Automatenverband in Bayern prangert deutsche Glücksspiel-Missstände an

Die Aufstellunternehmer von Automaten in Bayern und besonders der erste Vorsitzende des Automatenverbandes des Landes und zugleich Präsident des Bundesverbandes für Unternehmer im Automatenbereich machen ihrem ärger gegen die Neuversion des Glücksspielvertrags Luft.

Mit dieser soll der staatliche Alleinanspruch beibehalten und gestärkt werden. In der ganzen Bundesrepublik sollen 6.000 gewerbliche Betriebe, die größtenteils aus der Mittelschicht stammen, um ihre Existenz gebracht werden. So würden 70.000 Arbeitnehmer ihren Job verlieren.

Man ist nicht mit dieser Ruinierung der Betreiber von Glücksspielen, die von der Regierung vorgesehen ist, einverstanden. Die Sicherung des Spielerschutzes, den der Staat von diesem Geschäften fordert, setzt er in seinen eigenen Spielbanken nicht oder sehr wenig um.
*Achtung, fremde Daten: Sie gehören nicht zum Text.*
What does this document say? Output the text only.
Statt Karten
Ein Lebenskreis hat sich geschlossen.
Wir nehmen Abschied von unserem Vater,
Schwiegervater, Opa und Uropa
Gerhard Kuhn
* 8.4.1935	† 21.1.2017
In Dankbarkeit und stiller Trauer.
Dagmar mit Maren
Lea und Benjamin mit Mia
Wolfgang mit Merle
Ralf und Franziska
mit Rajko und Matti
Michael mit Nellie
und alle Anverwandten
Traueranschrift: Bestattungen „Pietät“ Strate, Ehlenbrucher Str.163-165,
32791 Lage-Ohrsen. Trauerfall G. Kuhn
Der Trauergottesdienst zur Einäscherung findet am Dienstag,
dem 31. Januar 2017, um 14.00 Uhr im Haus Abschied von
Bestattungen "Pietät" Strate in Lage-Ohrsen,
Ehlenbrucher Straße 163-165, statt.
Auch mit dem Argument, das damit die Spielsucht bekämpft werden soll, ist hier nur eine Schutzbehauptung, denn wie bewiesen, sind nur 0,2 Prozent der Spieler von Glücksspiel, Wetten, Lotterien etc. darin involviert. Diese Maßnahme hat die Aufgabe die gewerblichen Betreiber von Automaten schachmatt zu setzen, um so die Erträge des Staates zu steigern.

Auch die nach Auffassung des Verbandes nicht zumutbare Kontrollen und Einschränkungen infolge der Bürokratie des Landes und der Politiker, die Kontrollfreaks sind und sich in den Mittelpunkt stellen, schmecken den Leuten vom Verband gar nicht.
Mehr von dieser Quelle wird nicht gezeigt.